Bilinçdışı, bilince erişilemeyen ancak yargıları, duyguları veya davranışları etkileyen zihinsel süreçleri içerir. Sigmund Freud, bilinçdışının önemini vurgulamıştır ve Freudyen teorinin temel varsayımlarından biri, bilinçdışının davranışları insanların sandığından daha fazla yönettiğidir. Nitekim psikanalizin amacı, bilinçdışını bilinçli hale getirmektir. Bilinçdışı, farkında olmadan kabul etmemiz gereken her türlü önemli ve rahatsız edici materyali içerir; çünkü bunları tam olarak kabul etmek çok tehdit edicidir. Bilinçdışı, bilinçöncesi tarafından kontrol altında tutulan ve yönlendirilen ilkel istek ve dürtülerin bir deposu, bir "kazan"ı gibi davranır.

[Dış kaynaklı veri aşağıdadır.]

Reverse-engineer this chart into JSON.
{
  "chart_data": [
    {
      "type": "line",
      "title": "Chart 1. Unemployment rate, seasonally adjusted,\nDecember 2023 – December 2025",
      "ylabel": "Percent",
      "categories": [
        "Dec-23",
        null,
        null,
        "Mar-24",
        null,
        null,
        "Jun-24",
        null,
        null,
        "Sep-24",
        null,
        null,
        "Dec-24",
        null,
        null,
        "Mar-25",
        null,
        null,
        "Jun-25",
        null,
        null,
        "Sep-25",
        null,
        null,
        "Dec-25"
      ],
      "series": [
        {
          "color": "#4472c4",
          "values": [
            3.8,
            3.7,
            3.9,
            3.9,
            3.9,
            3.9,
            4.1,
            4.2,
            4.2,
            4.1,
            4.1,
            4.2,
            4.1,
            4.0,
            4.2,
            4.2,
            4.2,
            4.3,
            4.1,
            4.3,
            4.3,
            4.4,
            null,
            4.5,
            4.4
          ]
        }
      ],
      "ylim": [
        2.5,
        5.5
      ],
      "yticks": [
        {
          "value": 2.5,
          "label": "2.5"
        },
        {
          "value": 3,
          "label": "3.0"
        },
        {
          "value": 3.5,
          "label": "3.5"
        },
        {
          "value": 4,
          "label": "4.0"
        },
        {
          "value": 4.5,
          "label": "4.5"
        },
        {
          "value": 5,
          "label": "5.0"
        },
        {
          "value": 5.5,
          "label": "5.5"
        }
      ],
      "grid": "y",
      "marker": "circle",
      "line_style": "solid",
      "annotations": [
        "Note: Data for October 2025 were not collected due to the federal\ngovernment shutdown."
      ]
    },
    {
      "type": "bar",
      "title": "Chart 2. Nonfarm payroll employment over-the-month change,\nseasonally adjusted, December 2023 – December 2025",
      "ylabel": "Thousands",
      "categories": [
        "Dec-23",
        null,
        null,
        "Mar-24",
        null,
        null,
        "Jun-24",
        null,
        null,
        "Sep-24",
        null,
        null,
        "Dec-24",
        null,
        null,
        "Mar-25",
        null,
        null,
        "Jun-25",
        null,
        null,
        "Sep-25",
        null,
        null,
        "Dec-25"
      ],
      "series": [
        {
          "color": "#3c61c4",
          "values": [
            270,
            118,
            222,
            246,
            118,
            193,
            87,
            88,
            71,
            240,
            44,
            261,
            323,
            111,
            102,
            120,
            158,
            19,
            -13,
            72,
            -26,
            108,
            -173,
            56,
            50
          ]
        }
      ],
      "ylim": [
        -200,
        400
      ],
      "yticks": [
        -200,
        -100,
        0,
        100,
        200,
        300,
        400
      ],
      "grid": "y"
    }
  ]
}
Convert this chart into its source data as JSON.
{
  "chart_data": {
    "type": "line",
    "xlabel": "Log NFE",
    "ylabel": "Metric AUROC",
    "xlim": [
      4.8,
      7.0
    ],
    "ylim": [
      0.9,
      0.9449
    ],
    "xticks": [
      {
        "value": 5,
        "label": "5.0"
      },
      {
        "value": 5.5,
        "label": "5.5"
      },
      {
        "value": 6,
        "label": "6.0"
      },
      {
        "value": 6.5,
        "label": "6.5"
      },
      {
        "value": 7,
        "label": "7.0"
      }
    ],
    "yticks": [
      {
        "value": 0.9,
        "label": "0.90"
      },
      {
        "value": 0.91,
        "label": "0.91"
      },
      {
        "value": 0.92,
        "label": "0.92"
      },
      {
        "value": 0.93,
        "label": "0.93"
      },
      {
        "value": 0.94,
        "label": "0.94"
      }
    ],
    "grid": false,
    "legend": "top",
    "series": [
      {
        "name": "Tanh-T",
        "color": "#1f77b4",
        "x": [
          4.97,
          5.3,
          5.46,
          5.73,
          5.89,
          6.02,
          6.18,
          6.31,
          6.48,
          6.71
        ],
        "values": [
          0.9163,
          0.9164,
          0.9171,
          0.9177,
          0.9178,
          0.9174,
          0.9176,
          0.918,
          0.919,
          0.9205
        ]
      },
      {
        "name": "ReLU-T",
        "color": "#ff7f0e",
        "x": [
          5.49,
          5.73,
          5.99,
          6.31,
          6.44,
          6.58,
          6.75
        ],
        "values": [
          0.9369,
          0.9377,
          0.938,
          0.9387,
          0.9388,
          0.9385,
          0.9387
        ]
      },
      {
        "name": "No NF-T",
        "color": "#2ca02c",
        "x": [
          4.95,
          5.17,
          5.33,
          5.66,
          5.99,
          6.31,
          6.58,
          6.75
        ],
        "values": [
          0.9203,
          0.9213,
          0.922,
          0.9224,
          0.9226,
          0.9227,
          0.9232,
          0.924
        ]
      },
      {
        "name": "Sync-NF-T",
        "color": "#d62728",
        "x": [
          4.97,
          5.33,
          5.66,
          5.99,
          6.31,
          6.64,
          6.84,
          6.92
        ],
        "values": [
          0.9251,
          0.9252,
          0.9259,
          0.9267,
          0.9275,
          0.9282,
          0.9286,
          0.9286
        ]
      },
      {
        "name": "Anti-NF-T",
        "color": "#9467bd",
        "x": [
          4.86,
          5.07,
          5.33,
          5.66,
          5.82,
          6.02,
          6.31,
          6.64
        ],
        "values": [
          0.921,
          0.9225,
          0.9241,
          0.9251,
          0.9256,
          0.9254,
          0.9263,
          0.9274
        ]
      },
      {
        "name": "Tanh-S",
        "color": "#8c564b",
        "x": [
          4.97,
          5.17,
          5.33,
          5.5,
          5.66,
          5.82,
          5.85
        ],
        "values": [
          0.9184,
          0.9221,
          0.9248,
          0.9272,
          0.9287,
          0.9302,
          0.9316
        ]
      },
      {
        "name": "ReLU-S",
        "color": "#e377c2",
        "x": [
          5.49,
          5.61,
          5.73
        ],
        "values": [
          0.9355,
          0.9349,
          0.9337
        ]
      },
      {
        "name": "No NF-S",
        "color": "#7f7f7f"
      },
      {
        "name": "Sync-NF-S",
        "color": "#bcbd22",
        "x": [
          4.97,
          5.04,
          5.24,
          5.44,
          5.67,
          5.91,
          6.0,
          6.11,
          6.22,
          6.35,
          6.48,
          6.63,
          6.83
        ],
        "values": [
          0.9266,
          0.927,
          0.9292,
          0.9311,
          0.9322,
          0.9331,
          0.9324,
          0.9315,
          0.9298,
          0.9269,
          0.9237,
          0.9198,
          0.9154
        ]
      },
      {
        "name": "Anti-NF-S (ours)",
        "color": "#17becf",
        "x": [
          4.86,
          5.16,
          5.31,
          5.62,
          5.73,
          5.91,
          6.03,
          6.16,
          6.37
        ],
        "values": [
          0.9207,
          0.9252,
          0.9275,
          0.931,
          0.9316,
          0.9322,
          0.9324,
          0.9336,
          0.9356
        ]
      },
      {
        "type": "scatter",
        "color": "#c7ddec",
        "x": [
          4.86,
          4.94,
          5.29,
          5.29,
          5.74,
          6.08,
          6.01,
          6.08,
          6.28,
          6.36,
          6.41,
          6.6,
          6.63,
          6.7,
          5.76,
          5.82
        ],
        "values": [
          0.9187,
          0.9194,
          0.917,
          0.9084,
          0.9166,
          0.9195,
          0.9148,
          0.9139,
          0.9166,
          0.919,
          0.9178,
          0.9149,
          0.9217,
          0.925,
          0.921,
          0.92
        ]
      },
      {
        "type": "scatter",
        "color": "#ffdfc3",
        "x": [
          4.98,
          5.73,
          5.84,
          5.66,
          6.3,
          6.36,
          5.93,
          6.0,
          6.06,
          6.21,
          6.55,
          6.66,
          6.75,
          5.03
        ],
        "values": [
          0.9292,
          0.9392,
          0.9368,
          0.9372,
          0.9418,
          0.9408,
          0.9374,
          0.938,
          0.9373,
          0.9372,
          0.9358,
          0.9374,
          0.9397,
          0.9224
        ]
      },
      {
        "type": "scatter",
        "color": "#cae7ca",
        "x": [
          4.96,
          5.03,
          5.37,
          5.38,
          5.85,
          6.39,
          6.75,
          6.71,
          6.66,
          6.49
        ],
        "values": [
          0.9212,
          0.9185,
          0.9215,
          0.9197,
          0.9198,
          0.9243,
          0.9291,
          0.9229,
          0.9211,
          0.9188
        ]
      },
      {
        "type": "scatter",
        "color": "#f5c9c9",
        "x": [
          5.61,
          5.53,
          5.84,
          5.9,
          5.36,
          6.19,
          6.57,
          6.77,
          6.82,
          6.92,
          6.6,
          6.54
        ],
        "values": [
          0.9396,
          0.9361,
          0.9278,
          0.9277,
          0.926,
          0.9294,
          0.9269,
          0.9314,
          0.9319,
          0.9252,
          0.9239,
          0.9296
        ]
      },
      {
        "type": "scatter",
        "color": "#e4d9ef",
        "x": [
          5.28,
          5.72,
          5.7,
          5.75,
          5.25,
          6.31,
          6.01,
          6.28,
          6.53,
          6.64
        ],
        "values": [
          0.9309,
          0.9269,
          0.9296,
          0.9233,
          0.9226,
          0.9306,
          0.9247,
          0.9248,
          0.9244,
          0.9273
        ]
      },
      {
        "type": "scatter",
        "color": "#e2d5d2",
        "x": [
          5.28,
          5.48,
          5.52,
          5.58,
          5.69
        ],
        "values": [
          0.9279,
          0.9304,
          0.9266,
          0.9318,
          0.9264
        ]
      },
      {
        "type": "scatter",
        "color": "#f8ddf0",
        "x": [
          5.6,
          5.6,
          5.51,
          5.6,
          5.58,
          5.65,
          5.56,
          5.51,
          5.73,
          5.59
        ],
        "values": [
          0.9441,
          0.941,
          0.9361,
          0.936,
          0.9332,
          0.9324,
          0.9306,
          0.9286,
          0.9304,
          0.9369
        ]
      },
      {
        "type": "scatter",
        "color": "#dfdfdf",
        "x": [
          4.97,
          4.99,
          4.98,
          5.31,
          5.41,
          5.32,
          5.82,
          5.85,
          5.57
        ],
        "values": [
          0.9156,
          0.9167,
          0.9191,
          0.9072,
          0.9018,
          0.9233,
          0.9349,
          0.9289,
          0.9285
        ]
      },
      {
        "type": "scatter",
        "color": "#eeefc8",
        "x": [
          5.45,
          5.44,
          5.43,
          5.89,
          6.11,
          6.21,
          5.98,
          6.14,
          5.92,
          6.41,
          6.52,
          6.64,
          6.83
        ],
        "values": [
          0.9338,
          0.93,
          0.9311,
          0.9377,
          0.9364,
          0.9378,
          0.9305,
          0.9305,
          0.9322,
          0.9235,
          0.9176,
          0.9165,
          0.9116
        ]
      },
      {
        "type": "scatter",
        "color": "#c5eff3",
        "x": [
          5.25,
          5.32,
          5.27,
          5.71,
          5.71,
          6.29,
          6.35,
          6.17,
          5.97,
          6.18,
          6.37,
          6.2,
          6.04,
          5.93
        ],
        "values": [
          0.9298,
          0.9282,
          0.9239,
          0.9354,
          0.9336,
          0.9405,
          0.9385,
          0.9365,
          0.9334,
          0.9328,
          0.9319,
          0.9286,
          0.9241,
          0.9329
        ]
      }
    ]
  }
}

Freud'a göre davranışlarımızın çoğu, bilinçli farkındalığımızın dışındaki faktörlerin bir ürünüdür. İnsanlar, bilinçdışı güdülerini ve duygularını bilmekten kaçınmak için bir dizi savunma mekanizması (bastırma veya inkâr gibi) kullanırlar. Örneğin Freud (1915), bazı olayların ve arzuların hastalarının kabul edemeyeceği kadar korkutucu veya acı verici olduğunu ve bu bilgilerin bilinçdışında saklı olduğuna inandığını fark etti. Bu, bastırma süreciyle gerçekleşebilir. Freud, bazı fiziksel semptomların psikolojik nedenleri olabileceğini fark etti. Histeri (bazen konversiyon histerisi olarak da bilinir), fiziksel bir nedeni olmayan fiziksel bir semptomdur. Ancak rahatsızlık, sanki varmış gibi gerçektir, ancak altta yatan bir bilinçdışı sorundan kaynaklanır. Psikosomatik bozukluklar bunun daha hafif bir versiyonudur. Bilinçdışı, bireyin hayati bir parçası olarak görülür; mantıksız, duygusaldır ve gerçeklik kavramı yoktur, bu nedenle dışarı sızma girişimleri engellenmelidir.
Bilinçdışı zihin, cinsellik ve saldırganlık gibi ilkel dürtüler için biyolojik temelli içgüdülerimizi (Eros ve Thanatos) içerir (Freud, 1915). Freud, ilkel dürtülerimizin genellikle bilince ulaşmadığını, çünkü rasyonel ve bilinçli benliğimiz tarafından kabul edilemez olduklarını savundu. Freud, bilinçdışının etkilerinin rüyalar ve günümüzde popüler olarak Freudyen sürçmeler olarak bilinen dil sürçmeleri de dahil olmak üzere çeşitli şekillerde kendini gösterdiğine inanıyordu.
Son olarak, Freud ilkel dürtülerin bireyleri kaygı yaşamaktan korumak için bilinçdışında kaldığına inanırken, adaptif bilinçdışına ilişkin modern görüş, bilgi işlemenin çoğunun bastırma yerine verimlilik nedenleriyle bilinçdışında yer aldığıdır.